Das warme Licht einiger Kerzen beleuchtet schwach, aber passend stimmungsvoll das festlich geschmückte Wohnzimmer, welches neben einer Lichterkette und Gestecken von einem prächtigen Weihnachtsbaum dominiert wird. In einer Ecke ist flüchtig das zerrissene Geschenkpapier gesammelt worden und durch das Fenster erkennt man trotz der bereits eingesetzten Finsternis die tanzenden Schneeflocken. Die Familie, bestehend aus Mutter, Vater, Sohn und Tochter, sitzt am reichlich gedeckten Tisch und nimmt das Abendmahl ein.
Die weihnachtliche Idylle wird nur unterbrochen von einigen mit Ärger oder Frust gefütterten Kommentaren.

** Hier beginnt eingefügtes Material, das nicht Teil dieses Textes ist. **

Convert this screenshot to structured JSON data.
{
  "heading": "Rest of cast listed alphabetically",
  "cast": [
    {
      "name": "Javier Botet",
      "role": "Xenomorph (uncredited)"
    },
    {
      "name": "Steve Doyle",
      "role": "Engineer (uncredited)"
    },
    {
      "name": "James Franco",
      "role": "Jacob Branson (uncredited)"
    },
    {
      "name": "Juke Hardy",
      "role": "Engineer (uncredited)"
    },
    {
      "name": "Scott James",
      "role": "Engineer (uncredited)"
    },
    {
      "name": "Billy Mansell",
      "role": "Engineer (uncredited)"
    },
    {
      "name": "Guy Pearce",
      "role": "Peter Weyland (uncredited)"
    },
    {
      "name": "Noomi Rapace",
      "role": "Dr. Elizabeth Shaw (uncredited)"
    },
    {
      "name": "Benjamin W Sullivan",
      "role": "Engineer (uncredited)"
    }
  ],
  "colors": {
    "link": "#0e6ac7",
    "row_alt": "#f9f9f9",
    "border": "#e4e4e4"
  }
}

Die Mutter rechtfertigt den trockenen Weihnachtsbraten immer wieder damit, dass man zu ihrer Zeit (wann immer die gewesen sein soll) wenigstens noch Qualität für sein Geld bekommen hat. Gelangweilt kauend geistert der Vater gedanklich gerade bei der alljährlichen Finanzplanung, steht plötzlich auf und ruft seinen Steuerberater an. Selbiger lässt sich offenbar nicht davon stören, dass Weihnachten ist - Geschäft ist Geschäft.
Der Sohn hingegen führt scheinbar immer wieder einen Gedanken lautstark zuende, indem er sich kurz darüber aufregt, bis Montag warten zu müssen, um sein Playstation-3-Spiel umtauschen zu können. Zur Abwechslung fragt er seine Mutter zwischendurch vorwurfsvoll, wie schwer es sein kann, Teil 1 von Teil 2 zu unterscheiden. Die Frage bleibt jedoch unbeantwortet, da der Braten sie im Moment mehr beschäftigt.

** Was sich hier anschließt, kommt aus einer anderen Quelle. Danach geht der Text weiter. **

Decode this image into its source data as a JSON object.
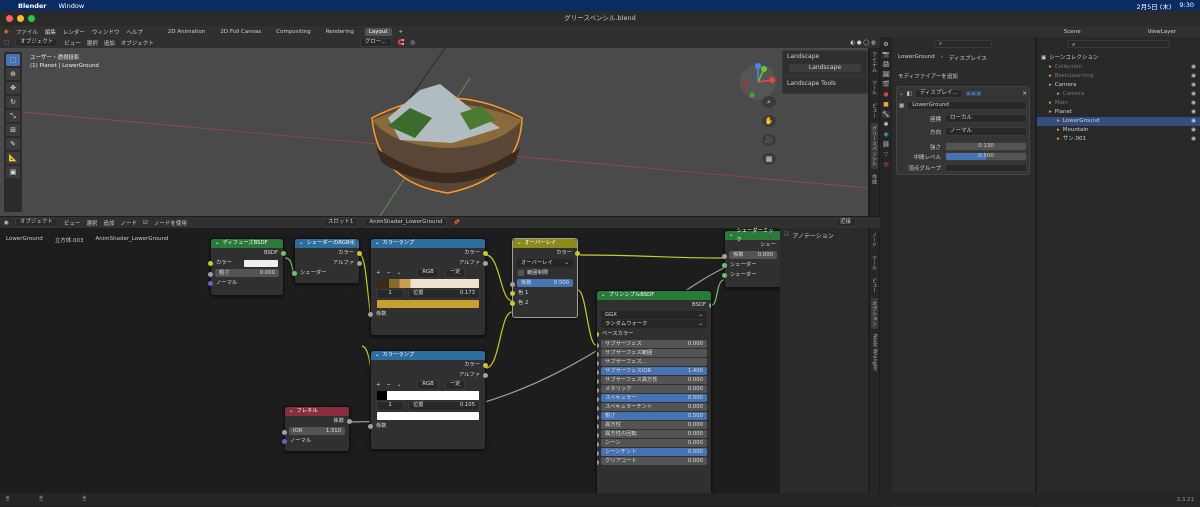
{
  "mac": {
    "app": "Blender",
    "menu": [
      "Window"
    ],
    "date": "2月5日 (木)",
    "time": "9:30"
  },
  "window": {
    "title": "グリースペンシル.blend"
  },
  "menubar": {
    "items": [
      "ファイル",
      "編集",
      "レンダー",
      "ウィンドウ",
      "ヘルプ"
    ],
    "tabs": [
      "2D Animation",
      "2D Full Canvas",
      "Compositing",
      "Rendering",
      "Layout"
    ],
    "active_tab": "Layout",
    "scene": "Scene",
    "view_layer": "ViewLayer"
  },
  "view3d": {
    "mode": "オブジェクト",
    "menus": [
      "ビュー",
      "選択",
      "追加",
      "オブジェクト"
    ],
    "transform": "グロー...",
    "overlay_title": "ユーザー・透視投影",
    "overlay_sub": "(1) Planet | LowerGround",
    "npanel": {
      "section": "Landscape",
      "button": "Landscape",
      "tools": "Landscape Tools"
    }
  },
  "nodeeditor": {
    "mode": "オブジェクト",
    "menus": [
      "ビュー",
      "選択",
      "追加",
      "ノード"
    ],
    "use_nodes": "ノードを使用",
    "slot": "スロット1",
    "material": "AnimShader_LowerGround",
    "breadcrumb": [
      "LowerGround",
      "立方体.003",
      "AnimShader_LowerGround"
    ],
    "options": "近接",
    "side_tabs": [
      "ノード",
      "ツール",
      "ビュー",
      "オプション",
      "Node Wrangler"
    ],
    "annotation": "アノテーション"
  },
  "nodes": {
    "diffuse": {
      "title": "ディフューズBSDF",
      "out": "BSDF",
      "color": "カラー",
      "rough": "粗さ",
      "rough_val": "0.000",
      "normal": "ノーマル"
    },
    "rgb2bw": {
      "title": "シェーダーのRGB化",
      "color": "カラー",
      "alpha": "アルファ",
      "shader": "シェーダー"
    },
    "ramp1": {
      "title": "カラーランプ",
      "color": "カラー",
      "alpha": "アルファ",
      "mode": "RGB",
      "interp": "一定",
      "idx": "1",
      "pos_label": "位置",
      "pos": "0.173",
      "fac": "係数"
    },
    "ramp2": {
      "title": "カラーランプ",
      "color": "カラー",
      "alpha": "アルファ",
      "mode": "RGB",
      "interp": "一定",
      "idx": "1",
      "pos_label": "位置",
      "pos": "0.105",
      "fac": "係数"
    },
    "overlay": {
      "title": "オーバーレイ",
      "color": "カラー",
      "blend": "オーバーレイ",
      "clamp": "範囲制限",
      "fac": "係数",
      "fac_val": "0.500",
      "c1": "色 1",
      "c2": "色 2"
    },
    "mix": {
      "title": "シェーダーミック",
      "shader_out": "シェー",
      "fac": "係数",
      "fac_val": "0.000",
      "s1": "シェーダー",
      "s2": "シェーダー"
    },
    "fresnel": {
      "title": "フレネル",
      "fac": "係数",
      "ior": "IOR",
      "ior_val": "1.310",
      "normal": "ノーマル"
    },
    "principled": {
      "title": "プリンシプルBSDF",
      "out": "BSDF",
      "dist": "GGX",
      "sss": "ランダムウォーク",
      "base": "ベースカラー",
      "rows": [
        {
          "label": "サブサーフェス",
          "value": "0.000",
          "hl": false
        },
        {
          "label": "サブサーフェス範囲",
          "value": "",
          "hl": false
        },
        {
          "label": "サブサーフェス...",
          "value": "",
          "hl": false
        },
        {
          "label": "サブサーフェスIOR",
          "value": "1.400",
          "hl": true
        },
        {
          "label": "サブサーフェス異方性",
          "value": "0.000",
          "hl": false
        },
        {
          "label": "メタリック",
          "value": "0.000",
          "hl": false
        },
        {
          "label": "スペキュラー",
          "value": "0.500",
          "hl": true
        },
        {
          "label": "スペキュラーチント",
          "value": "0.000",
          "hl": false
        },
        {
          "label": "粗さ",
          "value": "0.500",
          "hl": true
        },
        {
          "label": "異方性",
          "value": "0.000",
          "hl": false
        },
        {
          "label": "異方性の回転",
          "value": "0.000",
          "hl": false
        },
        {
          "label": "シーン",
          "value": "0.000",
          "hl": false
        },
        {
          "label": "シーンチント",
          "value": "0.500",
          "hl": true
        },
        {
          "label": "クリアコート",
          "value": "0.000",
          "hl": false
        }
      ]
    }
  },
  "properties": {
    "object": "LowerGround",
    "breadcrumb": "ディスプレイス",
    "add_modifier": "モディファイアーを追加",
    "mod_name": "ディスプレイ...",
    "texture": "LowerGround",
    "coords_label": "座標",
    "coords": "ローカル",
    "dir_label": "方向",
    "dir": "ノーマル",
    "strength_label": "強さ",
    "strength": "0.130",
    "mid_label": "中間レベル",
    "mid": "0.500",
    "vgroup_label": "頂点グループ"
  },
  "outliner": {
    "root": "シーンコレクション",
    "rows": [
      {
        "label": "Collection",
        "indent": 1,
        "dim": true,
        "sel": false
      },
      {
        "label": "BasicLearning",
        "indent": 1,
        "dim": true,
        "sel": false
      },
      {
        "label": "Camera",
        "indent": 1,
        "dim": false,
        "sel": false
      },
      {
        "label": "Camera",
        "indent": 2,
        "dim": true,
        "sel": false
      },
      {
        "label": "Main",
        "indent": 1,
        "dim": true,
        "sel": false
      },
      {
        "label": "Planet",
        "indent": 1,
        "dim": false,
        "sel": false
      },
      {
        "label": "LowerGround",
        "indent": 2,
        "dim": false,
        "sel": true
      },
      {
        "label": "Mountain",
        "indent": 2,
        "dim": false,
        "sel": false
      },
      {
        "label": "サン.001",
        "indent": 2,
        "dim": false,
        "sel": false
      }
    ]
  },
  "status": {
    "version": "3.3.21"
  },
  "colors": {
    "accent": "#4772b3",
    "select": "#334d80",
    "shader_header": "#2a7a3a",
    "converter_header": "#2c6e9e",
    "color_header": "#8a8a1a",
    "input_header": "#8a2d3c",
    "mix_header": "#2a7a3a"
  }
}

Die Tochter, Vegetarier aus Überzeugung (sprich: Seit ihr VIVA-Idol es auch ist) bittet immer dann, wenn eine Bemerkung fällt, zischend um Ruhe. Wie soll man bei dem Lärm auch das Fernsehprogramm verstehen?
Nach entspannten 15 Minuten, von denen die beiden Kinder die zweite Hälte unruhig auf ihren Ikea-Stühlen verbracht haben, ist das gemeinschaftliche Essen vorbei. Der Sohn stürmt in sein Zimmer, um sich die Bushido-CD reinzuziehen (nebst diverser anderer "Dinge"), die ihm sein (vermuteter) leiblicher Vater eine Woche zuvor per Päckchen zugesandt hat. Die Tochter ist bereits mt einem Fuß vor der Haustür, um es sich schnellstmöglich von ihrem aktuellen Freund besorgen zu lassen, als ihr hinterhergerufen wird, sich doch eine dicke Jacke anzuziehen, weil es um diese Jahreszeit sehr kalt sei am Bahnsteig. Mit ihren 13 Jahren denkt sie natürlich nicht von allein an sowas.

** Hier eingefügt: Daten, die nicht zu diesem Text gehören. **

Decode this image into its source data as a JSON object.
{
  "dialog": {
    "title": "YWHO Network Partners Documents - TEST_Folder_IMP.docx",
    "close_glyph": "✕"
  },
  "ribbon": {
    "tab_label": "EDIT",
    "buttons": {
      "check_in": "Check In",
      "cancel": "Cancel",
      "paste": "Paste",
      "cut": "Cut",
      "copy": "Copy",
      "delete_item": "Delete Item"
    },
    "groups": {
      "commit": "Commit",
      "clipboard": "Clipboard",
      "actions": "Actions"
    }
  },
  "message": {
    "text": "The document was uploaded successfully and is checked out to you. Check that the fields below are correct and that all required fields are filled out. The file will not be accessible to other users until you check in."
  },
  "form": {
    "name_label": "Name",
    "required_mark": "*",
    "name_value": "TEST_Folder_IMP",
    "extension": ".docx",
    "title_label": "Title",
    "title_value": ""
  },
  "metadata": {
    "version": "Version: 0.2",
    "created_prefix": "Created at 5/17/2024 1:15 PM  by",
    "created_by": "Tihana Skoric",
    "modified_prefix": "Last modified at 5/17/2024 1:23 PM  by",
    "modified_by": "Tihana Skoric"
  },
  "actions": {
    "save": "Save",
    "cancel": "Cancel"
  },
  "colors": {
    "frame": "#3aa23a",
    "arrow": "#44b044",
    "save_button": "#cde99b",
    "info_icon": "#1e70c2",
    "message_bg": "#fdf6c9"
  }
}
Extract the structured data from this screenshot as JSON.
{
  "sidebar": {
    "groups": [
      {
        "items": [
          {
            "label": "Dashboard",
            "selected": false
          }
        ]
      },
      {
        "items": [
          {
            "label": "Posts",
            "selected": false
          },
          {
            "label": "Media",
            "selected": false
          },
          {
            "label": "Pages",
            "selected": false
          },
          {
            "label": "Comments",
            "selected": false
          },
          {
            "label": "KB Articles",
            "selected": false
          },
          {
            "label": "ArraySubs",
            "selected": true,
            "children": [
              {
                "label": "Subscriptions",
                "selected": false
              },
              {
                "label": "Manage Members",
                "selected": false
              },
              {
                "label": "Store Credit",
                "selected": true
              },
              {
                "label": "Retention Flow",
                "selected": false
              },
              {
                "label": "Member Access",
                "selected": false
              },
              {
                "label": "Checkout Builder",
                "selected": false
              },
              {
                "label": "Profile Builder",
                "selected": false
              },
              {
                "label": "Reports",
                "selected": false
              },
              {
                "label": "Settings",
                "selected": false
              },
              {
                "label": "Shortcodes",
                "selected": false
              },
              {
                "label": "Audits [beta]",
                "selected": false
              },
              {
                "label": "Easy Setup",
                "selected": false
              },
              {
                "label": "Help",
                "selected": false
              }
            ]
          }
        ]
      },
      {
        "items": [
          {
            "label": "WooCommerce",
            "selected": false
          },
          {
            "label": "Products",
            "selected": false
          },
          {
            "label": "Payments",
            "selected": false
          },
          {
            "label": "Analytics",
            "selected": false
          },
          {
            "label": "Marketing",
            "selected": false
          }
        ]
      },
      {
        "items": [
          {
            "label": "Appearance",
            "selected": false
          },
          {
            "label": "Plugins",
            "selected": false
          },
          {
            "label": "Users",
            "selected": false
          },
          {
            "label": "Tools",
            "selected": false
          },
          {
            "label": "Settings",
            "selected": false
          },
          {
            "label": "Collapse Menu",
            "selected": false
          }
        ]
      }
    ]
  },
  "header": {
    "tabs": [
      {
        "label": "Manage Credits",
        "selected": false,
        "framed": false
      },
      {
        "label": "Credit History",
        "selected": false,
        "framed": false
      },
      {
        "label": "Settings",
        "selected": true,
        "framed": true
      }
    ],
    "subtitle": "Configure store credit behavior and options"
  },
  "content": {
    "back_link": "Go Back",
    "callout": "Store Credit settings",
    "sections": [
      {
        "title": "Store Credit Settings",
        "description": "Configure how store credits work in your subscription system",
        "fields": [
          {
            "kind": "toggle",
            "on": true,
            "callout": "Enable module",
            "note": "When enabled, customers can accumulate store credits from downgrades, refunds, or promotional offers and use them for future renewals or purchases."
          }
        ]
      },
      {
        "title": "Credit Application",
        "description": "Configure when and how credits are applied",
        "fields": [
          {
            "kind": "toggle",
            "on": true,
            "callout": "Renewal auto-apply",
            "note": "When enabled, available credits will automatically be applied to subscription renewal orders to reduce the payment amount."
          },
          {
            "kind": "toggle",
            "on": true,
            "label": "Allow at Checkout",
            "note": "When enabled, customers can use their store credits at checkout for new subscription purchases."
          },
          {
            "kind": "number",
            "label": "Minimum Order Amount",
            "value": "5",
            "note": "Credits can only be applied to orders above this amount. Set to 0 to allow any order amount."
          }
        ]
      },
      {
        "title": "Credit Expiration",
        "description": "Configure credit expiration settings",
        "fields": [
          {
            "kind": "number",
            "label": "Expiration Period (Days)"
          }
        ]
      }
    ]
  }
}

Der Vater werkelt bereits an dem flackernden Licht herum, das ihn schon während seiner Verdauungszigarette (also irgendwann zwischen KfZ-Steuer und Hypothek) so sehr gestört hat.
Resigniert räumt die Mutter den Tisch ab und versucht sich vergeblich für den bevorstehenden Abwasch zu begeistern.
Beim Blick aus dem Fenster fällt gerade eine letzte, einzelne Schneeflocke auf den matschigen, von Reifenspuren durchzogenen Boden und verschwindet.